Peer-Reviewed Publication

American Association for the Advancement of Science (AAAS)

これまでの研究ではヘビの毒の相違は主に食べ物の違いによるとされているが、3系統の「ドクハキコブラ」についての新たな分析で、別のメカニズム ―― 防御の必要性 ―― がこれらの痛みを誘発する毒独自の特徴の進化ドライバーとして指摘された。「ドクハキコブラによって、類似する選択圧が分子・形態・行動・機能レベルで収斂進化を促す仕組みが明らかになった」と著者らは言う。大多数のヘビは、餌食を動けなくしたり、瞬時に殺したりといったように、主に捕食目的で毒を使う。対照的に、コブラにおける「毒噴射」の進化は餌の捕獲とは関係がない。むしろその毒は、特定の感覚組織を標的としており、ほぼ4,000種のヘビの間では唯一の離れた場所から敵を傷つける防御適応である。
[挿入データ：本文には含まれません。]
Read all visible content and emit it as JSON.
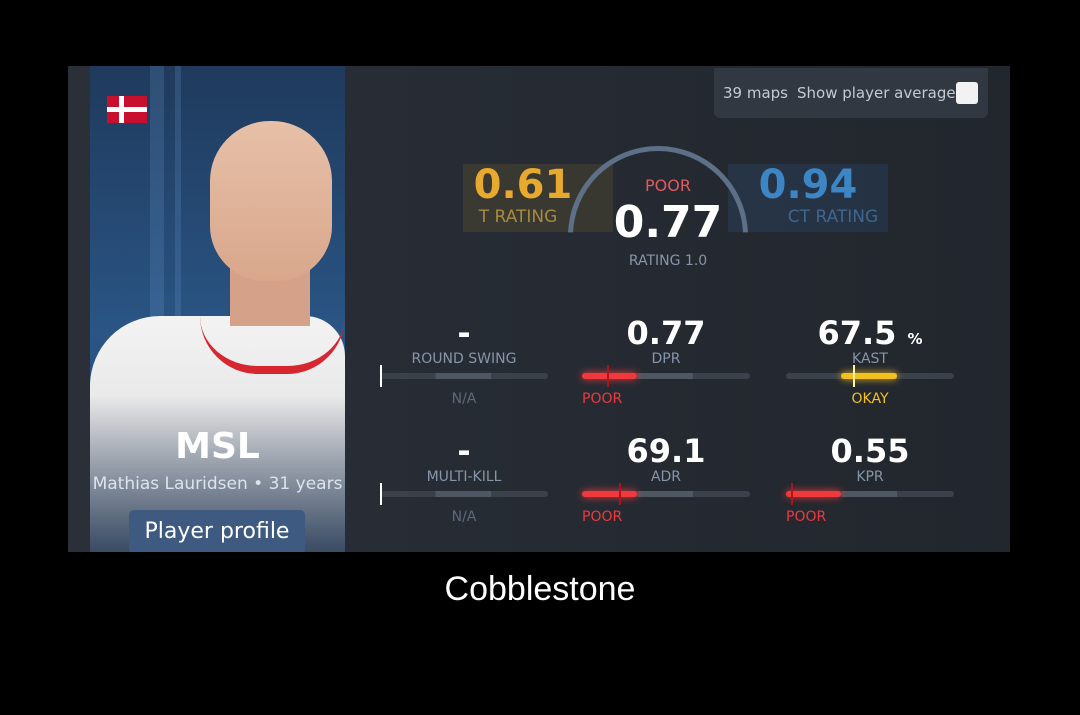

意外にもコブラ科(Elapidae)の3系統の毒ヘビは、防御の手段として、危険を察知するとその敵の目をめがけて数メートル先まで毒を「噴射」し、敵に痛みを引き起こす能力を個々に進化させてきた。数少ないこれらのドクハキヘビは、似ているけれども珍しいこの防御特性が繰り返し進化してきた根底にある選択的ドライバーを調査するには最適の系統である。Taline Kazandjianらはトランスクリプトーム解析、プロテオーム解析、機能分析を活用して、これら3系統のドクハキコブラにおける防御的な毒噴射の進化を調査した。各系統の毒はそれぞれ独自の成分でできているが、どのドクハキコブラの毒も毒を噴射しない毒ヘビと比べてより効率的に痛みを引き起こすことをKazandjianらは発見した。彼らによると、これらの系統では類似する分子適応が起きたという。既存の細胞毒の作用を強化することで敵の哺乳類の感覚神経を活性化して即座に痛みを感じさせ、敵を抑止するのである。これはこれらヘビ系統の毒の進化ドライバーとして防御が果たす役割を示していると、彼らは述べている。